The U.S. Border Patrol needs more agents, fewer managers, and better training to counter a surge in violence along the Southern border, testified AFGE’s National Border Patrol Council President Brandon Judd.
Judd, who has been a Border Patrol agent for 18 years, attributed much of the increase in violence along the border to the rise in drug cartels. The official death toll from the cartel violence in Mexico is 60,000, although the unofficial death toll is more than double.
“Border Patrol agents throughout this nation will tell you the border is not secure and the Southwest Border certainly is not safe,” Judd told the House Committee on Oversight and Government Reform on Sept. 9.
Judd called on Congress to take several steps to improve the situation. First, hire about 5,000 additional agents to supplement the existing staff of 21,370 agents. Some of these agents should be deployed to interior locations.
Second, reduce layers of management within the agency. Currently there is one supervisor for every four agents, while the average large police department has one supervisor for every 10 officers. Implementing a 10:1 ratio would return another 1,500 agents to the field, Judd said.

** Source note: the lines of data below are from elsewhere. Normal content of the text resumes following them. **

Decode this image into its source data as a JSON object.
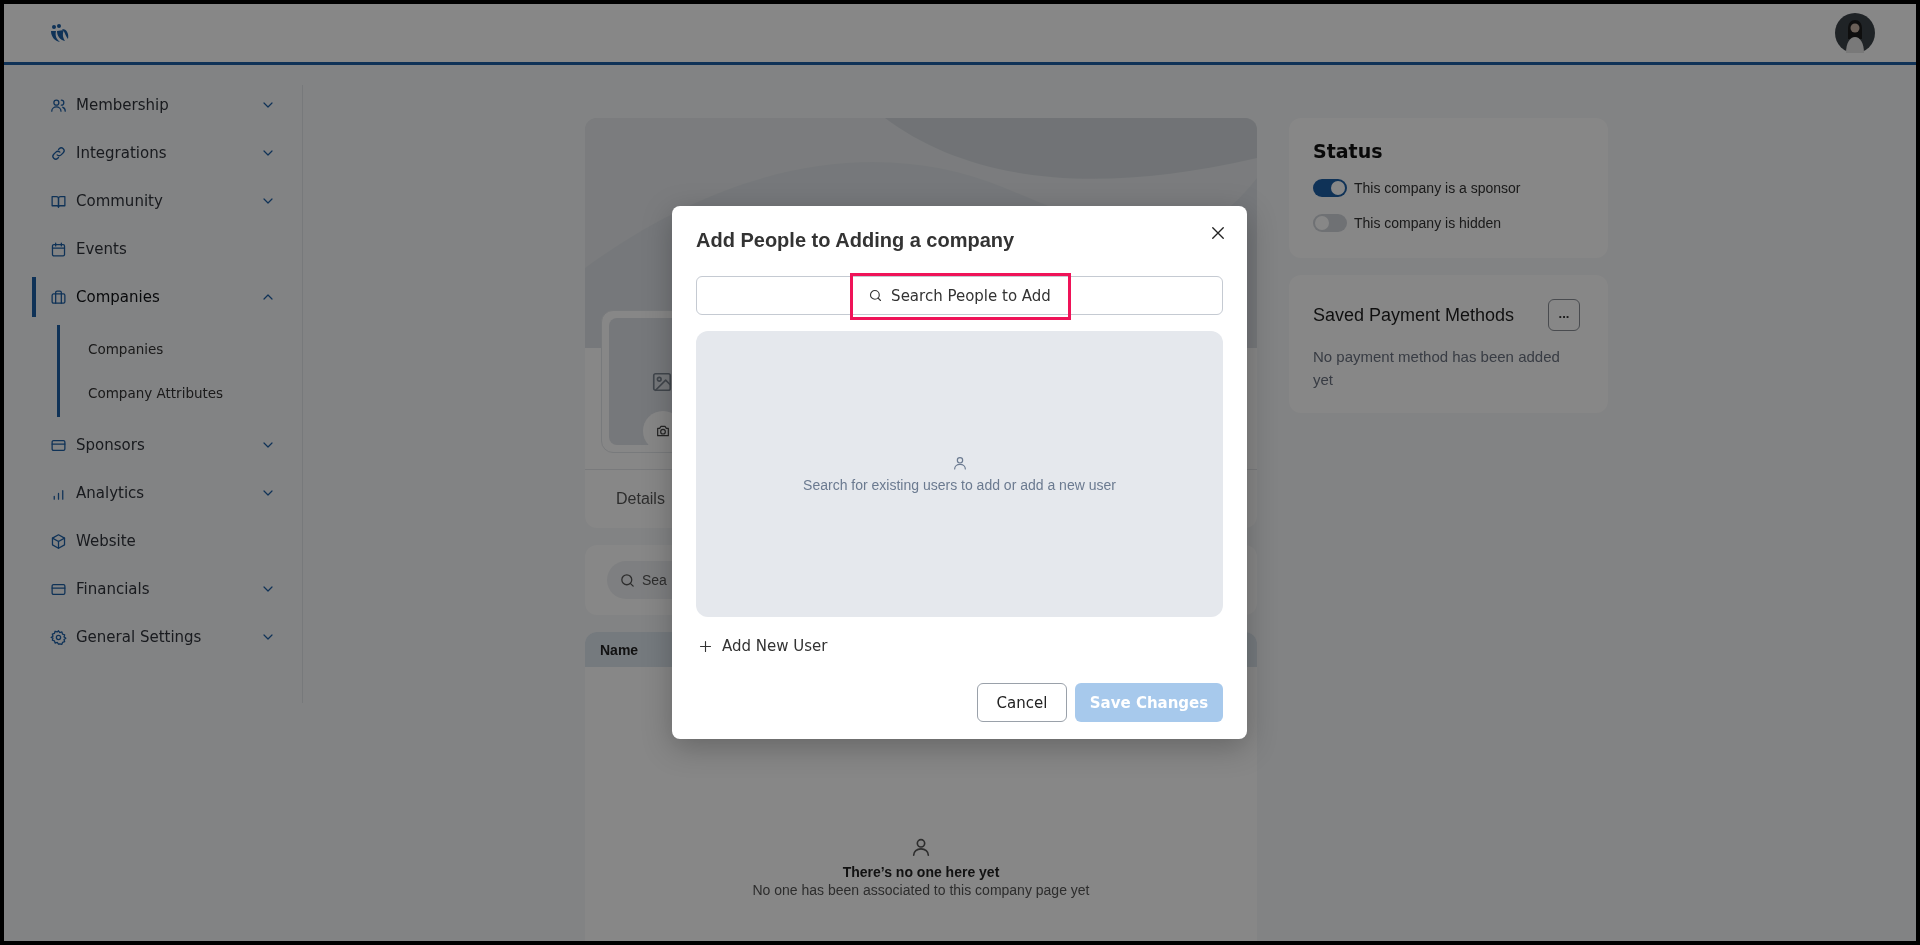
{
  "sidebar": {
    "items": [
      {
        "label": "Membership",
        "kind": "group",
        "expanded": false,
        "selected": false
      },
      {
        "label": "Integrations",
        "kind": "group",
        "expanded": false,
        "selected": false
      },
      {
        "label": "Community",
        "kind": "group",
        "expanded": false,
        "selected": false
      },
      {
        "label": "Events",
        "kind": "link",
        "selected": false
      },
      {
        "label": "Companies",
        "kind": "group",
        "expanded": true,
        "selected": true,
        "children": [
          {
            "label": "Companies"
          },
          {
            "label": "Company Attributes"
          }
        ]
      },
      {
        "label": "Sponsors",
        "kind": "group",
        "expanded": false,
        "selected": false
      },
      {
        "label": "Analytics",
        "kind": "group",
        "expanded": false,
        "selected": false
      },
      {
        "label": "Website",
        "kind": "link",
        "selected": false
      },
      {
        "label": "Financials",
        "kind": "group",
        "expanded": false,
        "selected": false
      },
      {
        "label": "General Settings",
        "kind": "group",
        "expanded": false,
        "selected": false
      }
    ]
  },
  "company_card": {
    "tabs": [
      {
        "label": "Details"
      }
    ],
    "search": {
      "placeholder": "Sea"
    },
    "table": {
      "columns": [
        "Name"
      ]
    },
    "empty_state": {
      "title": "There’s no one here yet",
      "message": "No one has been associated to this company page yet"
    }
  },
  "status_card": {
    "title": "Status",
    "toggles": [
      {
        "label": "This company is a sponsor",
        "on": true
      },
      {
        "label": "This company is hidden",
        "on": false
      }
    ]
  },
  "payment_card": {
    "title": "Saved Payment Methods",
    "menu_button": "...",
    "message": "No payment method has been added yet"
  },
  "dialog": {
    "title": "Add People to Adding a company",
    "search": {
      "placeholder": "Search People to Add",
      "highlighted": true
    },
    "empty_message": "Search for existing users to add or add a new user",
    "add_link": "Add New User",
    "buttons": [
      {
        "label": "Cancel",
        "kind": "secondary",
        "disabled": false
      },
      {
        "label": "Save Changes",
        "kind": "primary",
        "disabled": true
      }
    ]
  }
}
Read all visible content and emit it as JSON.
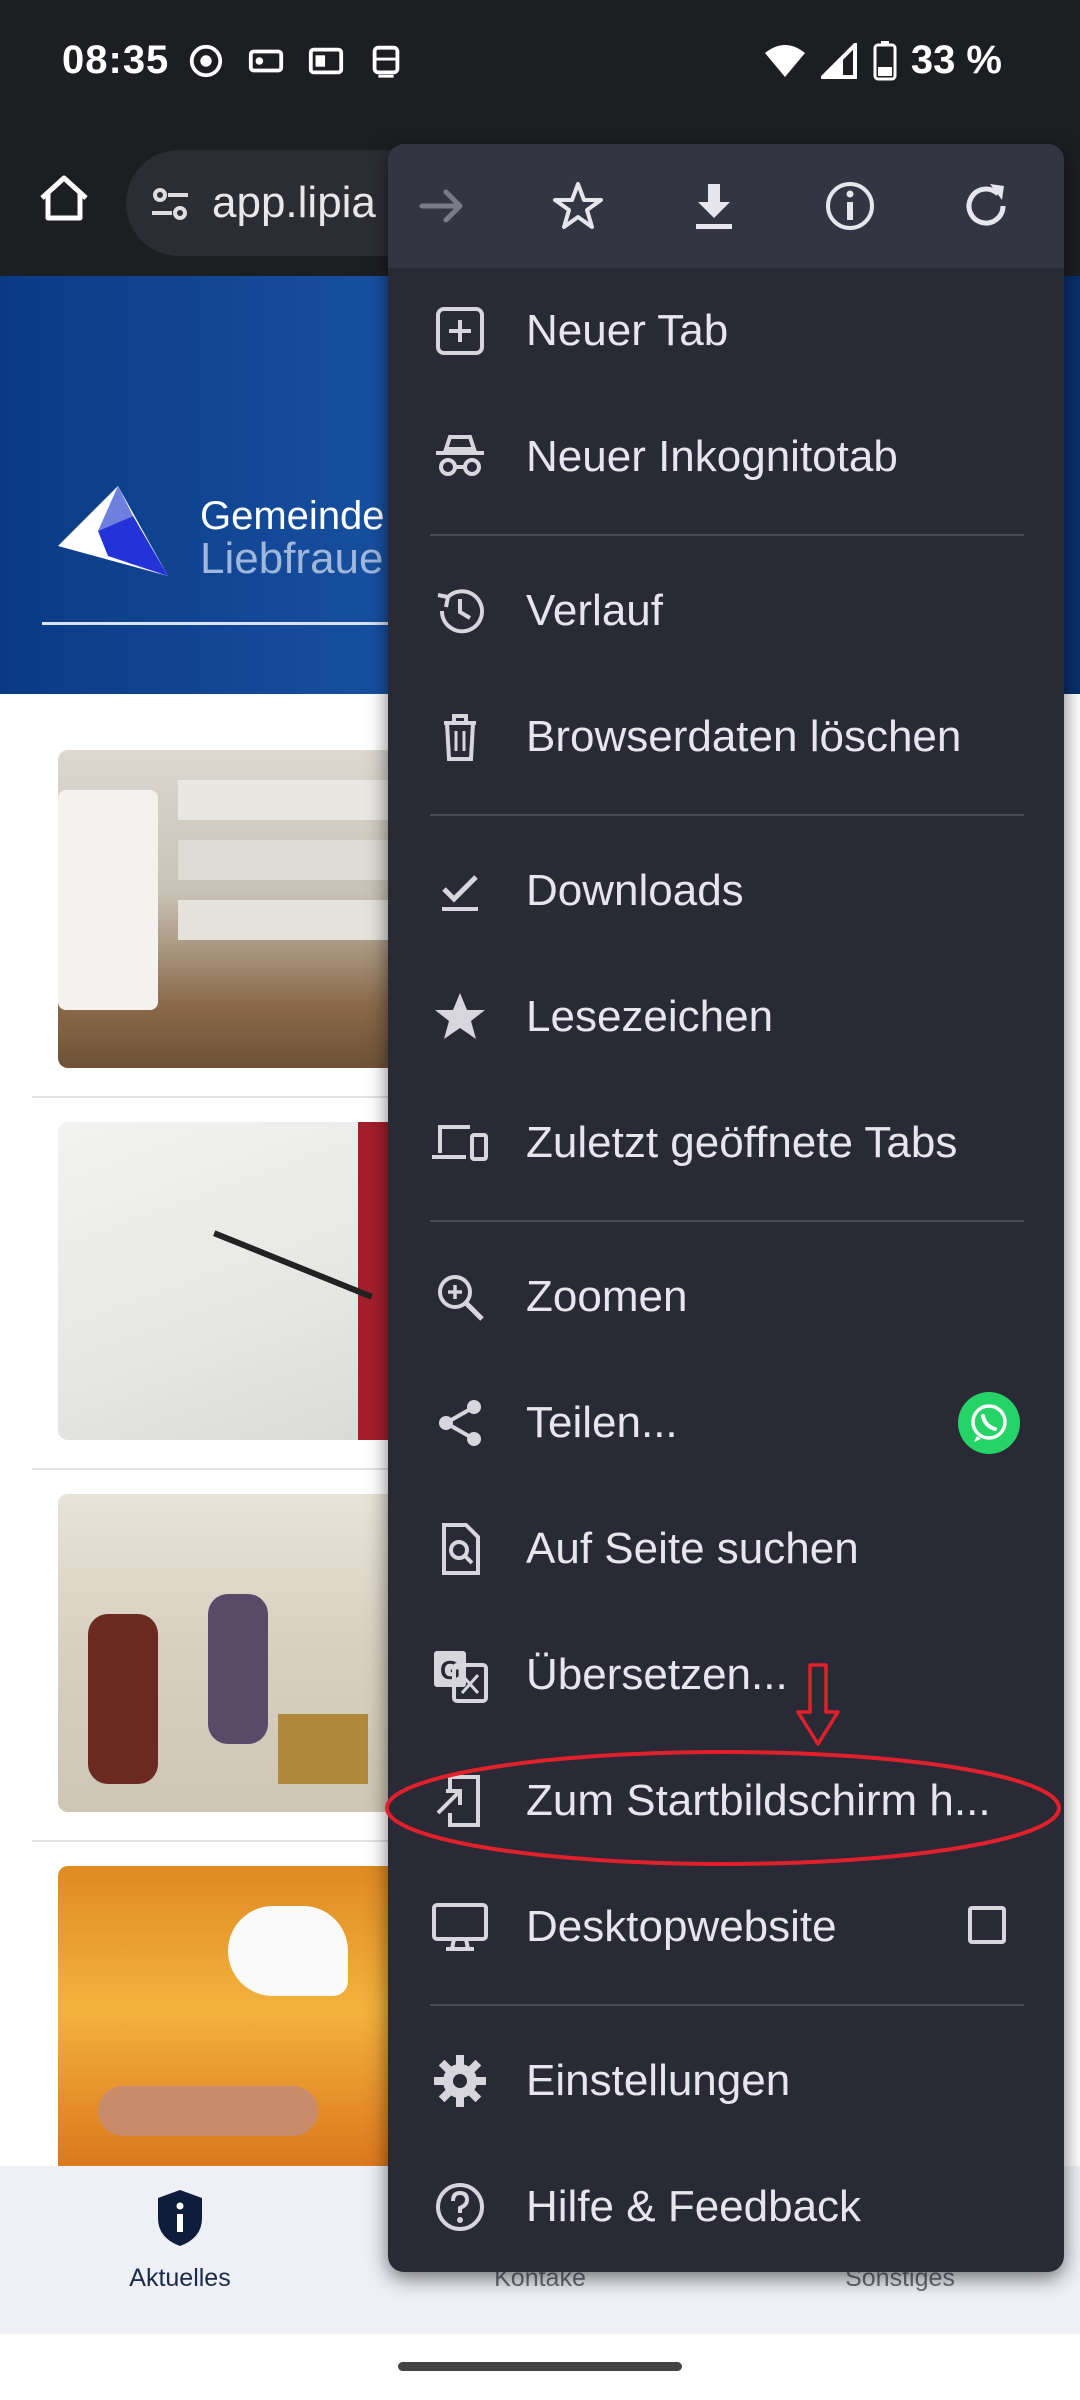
{
  "status_bar": {
    "time": "08:35",
    "notification_icons": [
      "chrome-icon",
      "car-icon",
      "outlook-icon",
      "tram-icon"
    ],
    "battery": "33 %"
  },
  "toolbar": {
    "url": "app.lipia"
  },
  "page": {
    "logo_line1": "Gemeinde",
    "logo_line2": "Liebfraue"
  },
  "menu": {
    "header_icons": [
      "forward-icon",
      "star-icon",
      "download-icon",
      "info-icon",
      "reload-icon"
    ],
    "items": [
      {
        "label": "Neuer Tab",
        "icon": "new-tab-icon"
      },
      {
        "label": "Neuer Inkognitotab",
        "icon": "incognito-icon"
      },
      {
        "label": "Verlauf",
        "icon": "history-icon"
      },
      {
        "label": "Browserdaten löschen",
        "icon": "trash-icon"
      },
      {
        "label": "Downloads",
        "icon": "downloads-icon"
      },
      {
        "label": "Lesezeichen",
        "icon": "bookmark-star-icon"
      },
      {
        "label": "Zuletzt geöffnete Tabs",
        "icon": "devices-icon"
      },
      {
        "label": "Zoomen",
        "icon": "zoom-icon"
      },
      {
        "label": "Teilen...",
        "icon": "share-icon"
      },
      {
        "label": "Auf Seite suchen",
        "icon": "find-in-page-icon"
      },
      {
        "label": "Übersetzen...",
        "icon": "translate-icon"
      },
      {
        "label": "Zum Startbildschirm h...",
        "icon": "add-to-home-icon"
      },
      {
        "label": "Desktopwebsite",
        "icon": "desktop-icon"
      },
      {
        "label": "Einstellungen",
        "icon": "settings-icon"
      },
      {
        "label": "Hilfe & Feedback",
        "icon": "help-icon"
      }
    ],
    "desktop_site_checked": false
  },
  "bottom_nav": {
    "items": [
      {
        "label": "Aktuelles",
        "icon": "shield-info-icon",
        "active": true
      },
      {
        "label": "Kontake",
        "icon": "contacts-icon",
        "active": false
      },
      {
        "label": "Sonstiges",
        "icon": "more-icon",
        "active": false
      }
    ]
  },
  "colors": {
    "menu_bg": "#292a35",
    "menu_header_bg": "#343543",
    "annotation_red": "#e0202a",
    "whatsapp_green": "#25d366"
  }
}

Third, restore training that was cut during the George W. Bush administration. Agents used to attend 20 weeks of training at the Border Patrol’s academy, but that has been reduced to as little as 54 days if an agent speaks Spanish.
Fourth, prosecute assaults against Border Patrol agents to the full extent of the law. Assaulting a federal law enforcement officer is a felony punishable by up to 8 years in prison, or up to 20 years if a deadly weapon is used.